Menurut dia, jika tidak segera diantisipasi dikhawatirkan berimbas pada stok pangan terutama beras sebagai bahan pokok makanan masyarakat. Untuk itu, ia sedang melakukan koordinasi dengan PKK baik provinsi maupun kabupaten/kota sekaligus menyosialisasi pemanfaatan media pekarangan rumah sebagai tempat bercocok tanam sederhana.

"Upaya ini bisa untuk memenuhi kebutuhan pangan dalam skala kecil," ujarnya.

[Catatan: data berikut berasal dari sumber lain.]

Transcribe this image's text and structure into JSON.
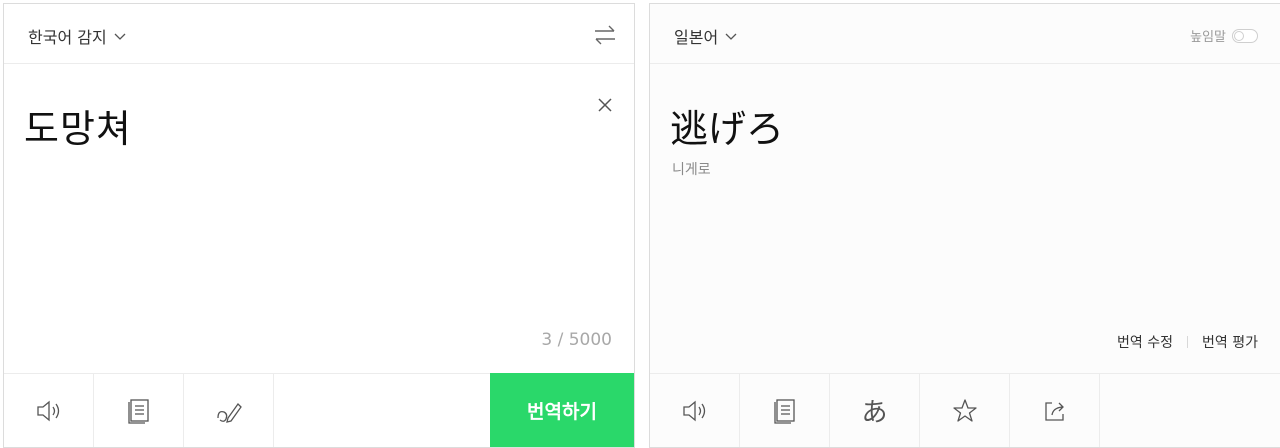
{
  "source": {
    "language_label": "한국어 감지",
    "text": "도망쳐",
    "char_count": "3 / 5000",
    "translate_button": "번역하기"
  },
  "target": {
    "language_label": "일본어",
    "honorific_label": "높임말",
    "honorific_on": false,
    "text": "逃げろ",
    "pronunciation": "니게로",
    "edit_translation": "번역 수정",
    "rate_translation": "번역 평가"
  },
  "icons": {
    "source_toolbar": [
      "speaker-icon",
      "dictionary-icon",
      "handwriting-icon"
    ],
    "target_toolbar": [
      "speaker-icon",
      "dictionary-icon",
      "kana-icon",
      "star-icon",
      "share-icon"
    ],
    "kana_glyph": "あ"
  },
  "colors": {
    "accent": "#2ad86a"
  }
}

Ia optimistis, kalau program ini dilakukan serentak di pekarangan yang ada masyarakat dapat terpenuhi kebutuhan pangannya sehari - hari. Bahkan, masyarakat tidak hanya berperan sebagai konsumen.

"Masyarakat dapat menanam umbi - umbian atau tanaman pangan lain," katanya.

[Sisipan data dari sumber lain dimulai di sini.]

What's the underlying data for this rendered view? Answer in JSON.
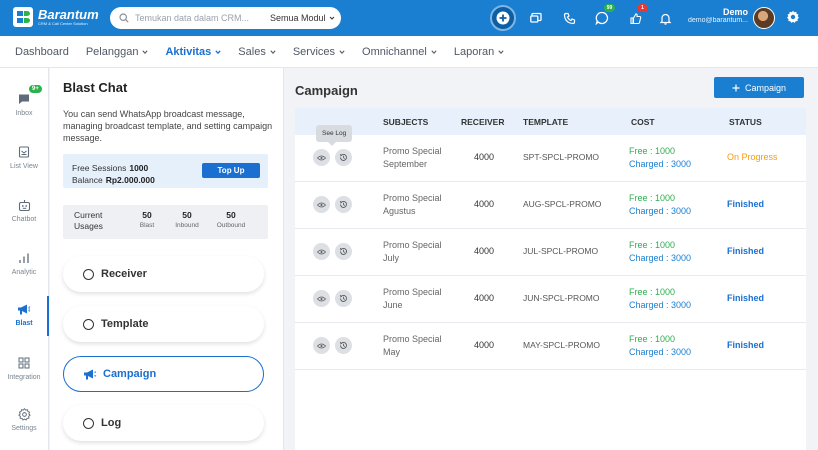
{
  "header": {
    "logo_name": "Barantum",
    "logo_tagline": "CRM & Call Center Solution",
    "search_placeholder": "Temukan data dalam CRM...",
    "search_module": "Semua Modul",
    "badges": {
      "whatsapp": "99",
      "notif": "1"
    },
    "user_name": "Demo",
    "user_email": "demo@barantum..."
  },
  "topnav": [
    {
      "label": "Dashboard",
      "has_dropdown": false,
      "active": false
    },
    {
      "label": "Pelanggan",
      "has_dropdown": true,
      "active": false
    },
    {
      "label": "Aktivitas",
      "has_dropdown": true,
      "active": true
    },
    {
      "label": "Sales",
      "has_dropdown": true,
      "active": false
    },
    {
      "label": "Services",
      "has_dropdown": true,
      "active": false
    },
    {
      "label": "Omnichannel",
      "has_dropdown": true,
      "active": false
    },
    {
      "label": "Laporan",
      "has_dropdown": true,
      "active": false
    }
  ],
  "rail": {
    "inbox_badge": "9+",
    "items": [
      {
        "label": "Inbox",
        "icon": "inbox-icon"
      },
      {
        "label": "List View",
        "icon": "list-view-icon"
      },
      {
        "label": "Chatbot",
        "icon": "chatbot-icon"
      },
      {
        "label": "Analytic",
        "icon": "analytic-icon"
      },
      {
        "label": "Blast",
        "icon": "megaphone-icon"
      },
      {
        "label": "Integration",
        "icon": "integration-icon"
      },
      {
        "label": "Settings",
        "icon": "settings-icon"
      }
    ]
  },
  "panel": {
    "title": "Blast Chat",
    "description": "You can send WhatsApp broadcast message, managing broadcast template, and setting campaign message.",
    "free_sessions_label": "Free Sessions",
    "free_sessions_value": "1000",
    "balance_label": "Balance",
    "balance_value": "Rp2.000.000",
    "topup_label": "Top Up",
    "usage_label": "Current Usages",
    "usage": [
      {
        "value": "50",
        "label": "Blast"
      },
      {
        "value": "50",
        "label": "Inbound"
      },
      {
        "value": "50",
        "label": "Outbound"
      }
    ],
    "menu": [
      {
        "label": "Receiver",
        "active": false
      },
      {
        "label": "Template",
        "active": false
      },
      {
        "label": "Campaign",
        "active": true
      },
      {
        "label": "Log",
        "active": false
      }
    ]
  },
  "main": {
    "title": "Campaign",
    "add_button": "Campaign",
    "tooltip": "See Log",
    "columns": [
      "SUBJECTS",
      "RECEIVER",
      "TEMPLATE",
      "COST",
      "STATUS"
    ],
    "rows": [
      {
        "subject_1": "Promo Special",
        "subject_2": "September",
        "receiver": "4000",
        "template": "SPT-SPCL-PROMO",
        "free": "Free : 1000",
        "charged": "Charged : 3000",
        "status": "On Progress"
      },
      {
        "subject_1": "Promo Special",
        "subject_2": "Agustus",
        "receiver": "4000",
        "template": "AUG-SPCL-PROMO",
        "free": "Free : 1000",
        "charged": "Charged : 3000",
        "status": "Finished"
      },
      {
        "subject_1": "Promo Special",
        "subject_2": "July",
        "receiver": "4000",
        "template": "JUL-SPCL-PROMO",
        "free": "Free : 1000",
        "charged": "Charged : 3000",
        "status": "Finished"
      },
      {
        "subject_1": "Promo Special",
        "subject_2": "June",
        "receiver": "4000",
        "template": "JUN-SPCL-PROMO",
        "free": "Free : 1000",
        "charged": "Charged : 3000",
        "status": "Finished"
      },
      {
        "subject_1": "Promo Special",
        "subject_2": "May",
        "receiver": "4000",
        "template": "MAY-SPCL-PROMO",
        "free": "Free : 1000",
        "charged": "Charged : 3000",
        "status": "Finished"
      }
    ]
  },
  "colors": {
    "brand": "#1a7fd1",
    "status_progress": "#f39c12",
    "status_finished": "#1a6fd1",
    "free": "#2eae50"
  }
}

Ia menjelaskan, pemanfaatan pekarangan dapat membantu masyarakat tidak terlalu bergantung terhadap beras. Apalagi, pemanfaatan pekarangan, tidak membutuhkan tempat luas, minim biaya perawatan dan bisa menggunakan pupuk organik.

Di sisi lain, kini makanan yang berasal dari bahan baku nonberas dan tepung terigu telah hadir dalam jenis makanan yang beragam dan menarik seperti mie, bakpao, pizza, dan tepung singkong

"Kami sarankan, masyarakat yang terbiasa mengkonsumsi makanan nonberas jangan beralih untuk mengkonsumsi beras sebagai makanan utamanya," katanya.

Menyikapi solusi tersebut, Ketua Himpunan Kerukunan Tani Indonesia (HKTI) Jatim, Kadar Oesmadi, menambahkan, perubahan iklim sekarang ini merupakan tantangan besar para petani. Anomali cuaca mengakibatkan produktivitas petani terganggu.

"Sementara, kelangkaan pupuk atau minimnya akses pembiayaan masih bisa disiasati," katanya.

Terkait akses pembiayaan, ia menilai, sampai sekarang banyak petani sudah mendapat kucuran dari berbagai skim yang ada seperti kredit ketahanan pangan dan energi (KKPE) dan kredit usaha rakyat (KUR). Bahkan, pendanaan dari program kepedulian lingkungan dari berbagai BUMN.

"Namun, permasalahan perubahan iklim kami sulit mengatasinya," keluhnya.

Ia memproyeksi, anomali cuaca berdampak buruk terhadap penurunan produksi sejumlah komoditas di Jatim misalnya kedelai. Luas panen kedelai diprediksi turun sebesar 24.797 hektare dengan penurunan volume produksi kedelai sebesar 33.277 ton. Pada tahun 2010, Jatim awalnya menargetkan produksi kedelai mencapai 420.100 ton per tahun, naik dari tahun 2009 yang hanya sebesar 355.099 ton per tahun.

"Akibat anomali cuaca, target tersebut sulit tercapai. Sampai bulan Agustus, realisasi tanam kedelai hanya mencapai 56,57 persen dari target," katanya.

Di samping itu, lanjut dia, produksi gula Jatim juga diprediksi turun sebesar 360.000 ton atau rata-rata sebesar 2 ton per hektare. Penurunan itu karena rendahnya rendemen tebu yang sudah digiling atau menjadi 6 persen.

"Padahal, saat giling tahun lalu rendemen tebu petani mencapai 8 persen," katanya.